The secret police officer seemed sincere and Yiorgos, the twenty-year-old Athens University student he was addressing, was relieved that his ordeal at the hands of the lowly security men, who had apprehended him on the steps of the Chemistry Department, was at an end. But then, as he began to read the statement the officer was asking him to sign, a cold chill ran down his spine. The typewritten page simply stated, “I hereby denounce, truly and in all sincerity, communism, those who promote it, and their various fellow travelers.”

Trembling with fear, he put the pen down, summoned all the gentleness of the French Enlightenment-sourced liberalism that his mother, Anna, had instilled in him over the years, and said: “Sir, I am no Buddhist but I would never sign a state document denouncing Buddhism. I am not a Muslim but I do not think the state has the right to ask of me to denounce Islam. Similarly, I am not a Communist but I see no reason for being asked to denounce communism.”

That conversation took place in the fall of 1945, at an Athens police station gearing up for the impending second phase of the civil war that marked Greece’s postwar history so indelibly. Thus, Yiorgos’s civil liberties argument stood no chance. In his defense, he had no way of knowing, having only recently arrived from Cairo, where he was born and raised in the bosom of a Greek community that enjoyed all the trappings of middle-class affluence denied to the Egyptian masses and, indeed, to the Greeks living in Greece.

Having given up a cushy job at a Cairo bank, so as to study chemistry in the land of his Greek father, Yiorgos arrived in Athens in January 1945, only a month after the conclusion of the first phase of the Greek Civil War, which was the Cold War’s first episode. A fragile peace deal between Left and Right prevailed upon his arrival, giving him a false sense that his decision to migrate from the bourgeois vestiges of Cairo to an Athens reeking with tension and hunger was not too foolish.

This illusion was further bolstered on the first week of the semester when he was approached by student activists of both the Left and the Right who saw in him an ideal compromise candidate for president of the students’ association, untainted as he was by either side of politics and a potential symbol of the prevailing truce.
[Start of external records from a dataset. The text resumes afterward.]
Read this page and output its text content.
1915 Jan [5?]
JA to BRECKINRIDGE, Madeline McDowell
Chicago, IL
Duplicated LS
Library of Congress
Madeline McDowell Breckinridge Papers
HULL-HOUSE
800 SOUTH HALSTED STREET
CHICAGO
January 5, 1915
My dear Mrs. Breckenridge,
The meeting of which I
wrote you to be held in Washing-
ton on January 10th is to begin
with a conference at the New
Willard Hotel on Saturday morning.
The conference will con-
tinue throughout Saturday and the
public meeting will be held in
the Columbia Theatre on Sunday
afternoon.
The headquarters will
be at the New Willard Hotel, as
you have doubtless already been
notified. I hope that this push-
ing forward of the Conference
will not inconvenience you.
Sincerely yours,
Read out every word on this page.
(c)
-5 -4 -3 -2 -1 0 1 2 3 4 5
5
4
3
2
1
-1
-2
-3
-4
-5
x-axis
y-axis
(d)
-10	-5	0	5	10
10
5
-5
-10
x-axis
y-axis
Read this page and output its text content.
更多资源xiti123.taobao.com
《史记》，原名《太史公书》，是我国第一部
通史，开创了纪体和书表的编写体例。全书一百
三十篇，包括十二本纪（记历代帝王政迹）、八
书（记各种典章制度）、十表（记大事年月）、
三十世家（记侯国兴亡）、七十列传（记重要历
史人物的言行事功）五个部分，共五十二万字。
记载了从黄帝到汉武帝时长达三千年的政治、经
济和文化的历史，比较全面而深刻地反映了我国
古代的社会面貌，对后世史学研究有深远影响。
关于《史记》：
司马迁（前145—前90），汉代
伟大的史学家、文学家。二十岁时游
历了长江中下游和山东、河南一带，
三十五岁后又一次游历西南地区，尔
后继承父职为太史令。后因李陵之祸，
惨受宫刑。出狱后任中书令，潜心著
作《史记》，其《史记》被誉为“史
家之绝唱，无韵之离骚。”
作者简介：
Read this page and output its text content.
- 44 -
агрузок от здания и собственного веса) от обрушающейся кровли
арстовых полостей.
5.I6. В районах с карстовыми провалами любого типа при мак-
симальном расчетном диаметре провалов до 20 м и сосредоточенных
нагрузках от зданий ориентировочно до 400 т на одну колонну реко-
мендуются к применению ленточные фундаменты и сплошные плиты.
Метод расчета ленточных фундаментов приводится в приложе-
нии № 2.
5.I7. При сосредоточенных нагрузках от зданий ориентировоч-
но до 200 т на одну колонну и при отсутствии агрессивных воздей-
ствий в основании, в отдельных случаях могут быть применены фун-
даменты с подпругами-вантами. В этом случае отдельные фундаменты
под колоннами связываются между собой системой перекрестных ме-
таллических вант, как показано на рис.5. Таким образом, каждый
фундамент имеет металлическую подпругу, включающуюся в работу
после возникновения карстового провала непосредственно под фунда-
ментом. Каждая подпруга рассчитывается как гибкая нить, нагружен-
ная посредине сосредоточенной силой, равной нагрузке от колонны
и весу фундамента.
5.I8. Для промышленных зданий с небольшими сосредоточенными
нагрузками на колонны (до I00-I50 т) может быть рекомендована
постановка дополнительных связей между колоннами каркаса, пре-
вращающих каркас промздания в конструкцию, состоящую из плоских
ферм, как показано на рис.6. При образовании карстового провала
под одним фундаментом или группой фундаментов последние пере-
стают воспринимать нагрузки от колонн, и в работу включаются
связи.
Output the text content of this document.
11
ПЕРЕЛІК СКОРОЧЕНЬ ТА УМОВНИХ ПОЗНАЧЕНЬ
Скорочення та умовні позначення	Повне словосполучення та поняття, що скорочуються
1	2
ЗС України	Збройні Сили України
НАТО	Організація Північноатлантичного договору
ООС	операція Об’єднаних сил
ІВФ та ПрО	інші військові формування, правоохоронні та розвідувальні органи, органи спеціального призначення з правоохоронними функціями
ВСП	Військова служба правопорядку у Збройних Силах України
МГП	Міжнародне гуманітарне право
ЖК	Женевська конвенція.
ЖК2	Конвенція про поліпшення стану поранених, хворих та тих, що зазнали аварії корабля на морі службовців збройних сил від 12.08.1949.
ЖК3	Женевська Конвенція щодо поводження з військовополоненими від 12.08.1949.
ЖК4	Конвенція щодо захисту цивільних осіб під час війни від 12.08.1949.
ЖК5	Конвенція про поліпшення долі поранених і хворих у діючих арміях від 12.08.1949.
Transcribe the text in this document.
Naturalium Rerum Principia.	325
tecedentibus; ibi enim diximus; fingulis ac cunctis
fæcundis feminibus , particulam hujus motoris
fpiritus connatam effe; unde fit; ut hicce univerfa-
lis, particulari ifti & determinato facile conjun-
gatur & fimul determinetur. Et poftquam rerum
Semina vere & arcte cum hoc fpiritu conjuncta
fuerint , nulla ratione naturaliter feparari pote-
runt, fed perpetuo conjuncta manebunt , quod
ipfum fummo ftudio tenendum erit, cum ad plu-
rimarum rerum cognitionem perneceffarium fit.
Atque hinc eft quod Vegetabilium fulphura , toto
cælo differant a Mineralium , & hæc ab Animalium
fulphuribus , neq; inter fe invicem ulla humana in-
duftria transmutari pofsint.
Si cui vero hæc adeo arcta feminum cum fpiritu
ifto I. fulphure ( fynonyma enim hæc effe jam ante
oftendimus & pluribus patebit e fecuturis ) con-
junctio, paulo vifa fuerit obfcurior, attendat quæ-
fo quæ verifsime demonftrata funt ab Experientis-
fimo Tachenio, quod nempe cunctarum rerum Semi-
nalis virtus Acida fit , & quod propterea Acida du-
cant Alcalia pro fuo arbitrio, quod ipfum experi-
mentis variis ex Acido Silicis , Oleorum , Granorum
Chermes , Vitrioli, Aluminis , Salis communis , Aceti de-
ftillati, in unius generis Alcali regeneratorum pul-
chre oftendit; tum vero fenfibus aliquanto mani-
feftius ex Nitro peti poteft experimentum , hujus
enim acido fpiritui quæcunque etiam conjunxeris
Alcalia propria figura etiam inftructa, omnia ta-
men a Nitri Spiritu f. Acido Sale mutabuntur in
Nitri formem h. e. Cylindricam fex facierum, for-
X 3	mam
Lured by the ‘honor’ of being endorsed by both sides of student politics, he accepted. And when, shortly afterward, the university authorities doubled tuition fees at a time when students wallowed in absolute poverty, Yiorgos paid the rector a visit, arguing as best he could against the fee hike. As he walked out of that meeting, students working for the secret police manhandled him into a waiting van.

The young student leader’s reluctance to sign the denunciation document incensed the officer who summoned his underlings for a fresh round of beatings. With every blow the pain and terror pushed Yiorgos deeper into the contradiction of, on the one hand, craving to succumb while, on the other, feeling increasingly unwilling to sign. With every strike, every swearword, his signature on the denunciation document appeared to him less and less feasible. The longer the torture continued, the less at liberty he felt to do as he pleased—to sign, end the pain, and go home the same day. Thus, it was not for another five tortuous years, in a variety of cells and concentration camps, before Yiorgos would step out of his incarceration, into a grim society that neither knew of his peculiar choice nor really cared.